Wakil Ketua KPK, Johanis Tanak, menekankan pentingnya hal ini. Pemerintah hanya perlu menyediakan alat pertanian. Tugas narapidana? Mengolah tanah dan menanam makanan mereka.
“Pemerintah tidak perlu memberikan makanan kepada mereka. Mereka harus bertani sendiri,” kata Johanis kepada media pada Selasa, 18 Maret 2025.
Rencana Penjara Khusus Koruptor
Ide tentang penjara di pulau terpencil ini diungkapkan Prabowo saat memberi tunjangan kepada guru ASN daerah pada 13 Maret 2025. Saat itu, ia berjanji akan menganggarkan dana untuk membangun penjara bagi koruptor.
“Saya akan sisihkan dana untuk penjara di tempat terpencil,” ujar Prabowo.
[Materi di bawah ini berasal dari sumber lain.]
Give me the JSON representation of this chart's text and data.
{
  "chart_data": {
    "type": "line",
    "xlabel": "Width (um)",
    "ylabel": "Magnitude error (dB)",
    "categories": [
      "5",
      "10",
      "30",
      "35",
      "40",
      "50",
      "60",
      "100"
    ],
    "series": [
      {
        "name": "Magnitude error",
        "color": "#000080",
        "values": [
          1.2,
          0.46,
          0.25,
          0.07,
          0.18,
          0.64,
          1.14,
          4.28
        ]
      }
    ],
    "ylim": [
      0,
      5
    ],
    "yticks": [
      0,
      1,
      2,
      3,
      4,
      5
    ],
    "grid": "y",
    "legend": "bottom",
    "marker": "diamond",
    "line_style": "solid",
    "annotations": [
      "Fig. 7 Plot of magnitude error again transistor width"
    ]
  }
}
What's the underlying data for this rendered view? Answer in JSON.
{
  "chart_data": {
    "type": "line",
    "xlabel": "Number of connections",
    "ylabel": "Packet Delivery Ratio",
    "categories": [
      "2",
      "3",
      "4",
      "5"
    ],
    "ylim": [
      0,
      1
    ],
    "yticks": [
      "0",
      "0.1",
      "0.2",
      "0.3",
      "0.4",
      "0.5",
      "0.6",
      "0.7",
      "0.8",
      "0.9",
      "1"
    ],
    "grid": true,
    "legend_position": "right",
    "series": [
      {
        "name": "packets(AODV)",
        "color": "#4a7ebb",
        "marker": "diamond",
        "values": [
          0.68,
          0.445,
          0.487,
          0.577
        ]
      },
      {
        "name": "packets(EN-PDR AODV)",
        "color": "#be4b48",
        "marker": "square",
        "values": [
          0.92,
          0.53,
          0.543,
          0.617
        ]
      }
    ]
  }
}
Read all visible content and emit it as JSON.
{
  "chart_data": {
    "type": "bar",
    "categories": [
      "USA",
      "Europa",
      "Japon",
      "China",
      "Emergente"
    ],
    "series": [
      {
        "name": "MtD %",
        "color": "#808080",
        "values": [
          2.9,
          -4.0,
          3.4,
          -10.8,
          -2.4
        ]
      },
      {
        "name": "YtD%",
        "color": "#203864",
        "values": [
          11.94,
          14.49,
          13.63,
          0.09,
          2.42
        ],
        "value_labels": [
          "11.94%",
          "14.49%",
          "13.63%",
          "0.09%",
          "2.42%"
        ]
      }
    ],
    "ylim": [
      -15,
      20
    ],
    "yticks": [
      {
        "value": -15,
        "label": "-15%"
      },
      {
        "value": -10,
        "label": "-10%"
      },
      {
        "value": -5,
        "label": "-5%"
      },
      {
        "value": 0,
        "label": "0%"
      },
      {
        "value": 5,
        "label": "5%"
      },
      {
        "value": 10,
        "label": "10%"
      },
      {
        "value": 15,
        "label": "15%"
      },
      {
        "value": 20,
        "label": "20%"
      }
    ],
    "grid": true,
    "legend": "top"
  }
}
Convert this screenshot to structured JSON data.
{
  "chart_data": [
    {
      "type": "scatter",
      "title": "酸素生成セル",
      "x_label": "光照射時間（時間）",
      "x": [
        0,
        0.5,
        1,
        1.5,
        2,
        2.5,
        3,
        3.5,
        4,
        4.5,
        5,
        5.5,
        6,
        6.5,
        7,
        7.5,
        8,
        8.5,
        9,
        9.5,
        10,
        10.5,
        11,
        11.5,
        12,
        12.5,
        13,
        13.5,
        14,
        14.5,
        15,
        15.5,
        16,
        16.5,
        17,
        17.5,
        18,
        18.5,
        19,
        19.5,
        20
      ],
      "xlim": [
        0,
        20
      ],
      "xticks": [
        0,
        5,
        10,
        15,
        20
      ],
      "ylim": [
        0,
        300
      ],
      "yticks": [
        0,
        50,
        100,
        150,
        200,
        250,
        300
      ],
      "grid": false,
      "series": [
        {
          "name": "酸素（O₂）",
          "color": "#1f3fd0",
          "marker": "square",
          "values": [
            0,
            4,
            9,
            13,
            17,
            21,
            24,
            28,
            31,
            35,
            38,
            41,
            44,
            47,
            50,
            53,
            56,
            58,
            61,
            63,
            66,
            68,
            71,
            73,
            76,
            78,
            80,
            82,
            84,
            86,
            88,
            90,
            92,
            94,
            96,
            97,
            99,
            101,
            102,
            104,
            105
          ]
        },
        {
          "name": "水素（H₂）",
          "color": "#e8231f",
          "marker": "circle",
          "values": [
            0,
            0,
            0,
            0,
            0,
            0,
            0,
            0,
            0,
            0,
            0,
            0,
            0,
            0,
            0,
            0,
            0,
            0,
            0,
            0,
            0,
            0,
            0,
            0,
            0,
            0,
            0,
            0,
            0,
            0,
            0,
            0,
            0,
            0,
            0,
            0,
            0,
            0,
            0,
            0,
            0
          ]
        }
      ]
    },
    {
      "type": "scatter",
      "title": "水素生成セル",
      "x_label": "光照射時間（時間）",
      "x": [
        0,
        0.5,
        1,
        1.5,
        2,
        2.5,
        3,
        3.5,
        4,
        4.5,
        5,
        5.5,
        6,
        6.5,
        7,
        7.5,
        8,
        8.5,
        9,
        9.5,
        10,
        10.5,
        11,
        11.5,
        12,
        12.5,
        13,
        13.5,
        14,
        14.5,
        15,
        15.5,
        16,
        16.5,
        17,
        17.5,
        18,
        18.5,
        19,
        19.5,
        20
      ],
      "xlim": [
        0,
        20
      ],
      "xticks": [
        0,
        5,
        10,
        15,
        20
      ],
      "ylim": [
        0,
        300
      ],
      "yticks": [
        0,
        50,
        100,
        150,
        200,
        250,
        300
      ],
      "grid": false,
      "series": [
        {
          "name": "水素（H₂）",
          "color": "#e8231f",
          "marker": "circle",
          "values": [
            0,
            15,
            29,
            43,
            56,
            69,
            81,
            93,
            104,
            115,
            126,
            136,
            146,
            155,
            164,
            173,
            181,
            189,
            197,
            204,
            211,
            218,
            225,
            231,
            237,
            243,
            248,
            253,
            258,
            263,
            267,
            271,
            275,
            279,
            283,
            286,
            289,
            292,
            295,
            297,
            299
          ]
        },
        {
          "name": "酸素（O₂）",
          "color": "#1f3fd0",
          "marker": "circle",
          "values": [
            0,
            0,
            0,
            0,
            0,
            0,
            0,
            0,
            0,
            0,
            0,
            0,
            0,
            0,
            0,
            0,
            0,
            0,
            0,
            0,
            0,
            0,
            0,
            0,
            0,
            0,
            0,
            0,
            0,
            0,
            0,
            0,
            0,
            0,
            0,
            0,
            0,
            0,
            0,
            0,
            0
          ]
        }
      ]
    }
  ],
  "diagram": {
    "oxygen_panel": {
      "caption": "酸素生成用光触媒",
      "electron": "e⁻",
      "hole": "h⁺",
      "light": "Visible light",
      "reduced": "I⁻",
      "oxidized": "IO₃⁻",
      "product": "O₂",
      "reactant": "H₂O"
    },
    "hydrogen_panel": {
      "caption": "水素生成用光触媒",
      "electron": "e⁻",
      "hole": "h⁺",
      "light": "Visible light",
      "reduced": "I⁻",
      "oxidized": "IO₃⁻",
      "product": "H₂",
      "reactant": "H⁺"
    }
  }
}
Ia menambahkan, lokasi penjara harus sulit dijangkau agar para narapidana tidak bisa kabur.
“Mereka tidak bisa keluar. Kita cari pulau yang sulit dijangkau. Jika mereka kabur, biarkan mereka menghadapi hiu,” lanjutnya.
Meningkatkan Efek Jera bagi Koruptor
Rencana penjara ini bukan hal baru. Banyak yang berpendapat hukuman sekarang masih terlalu ringan. Penjara mandiri ini bakal membuat narapidana merasakan hidup dengan keterbatasan, sesuai dampak dari tindakan korupsi mereka.
Namun, masih banyak yang perlu dipikirkan untuk merealisasikan ide ini. Beberapa aspek penting adalah:
– Hukum: Apakah penjara ini sesuai dengan regulasi yang berlaku?
– Anggaran dan infrastruktur: Bagaimana agar penjara bisa berjalan efektif?
– Hak asasi manusia: Apakah hukuman ini tetap dalam batasan wajar?
Kesimpulan: Langkah Berani dalam Pemberantasan Korupsi
Jika rencana ini jadi kenyataan, Indonesia akan punya sistem penegakan hukum yang lebih kuat bagi koruptor. Dengan dukungan KPK, diskusi ini berjalan ke tahap berikutnya untuk melihat kemungkinan penerapannya.
Masyarakat menunggu perkembangan mengenai kebijakan ini. Apakah bisa diterapkan? Atau hanya wacana belaka? Yang pasti, perjuangan melawan korupsi di Indonesia terus bergerak ke arah yang lebih tegas.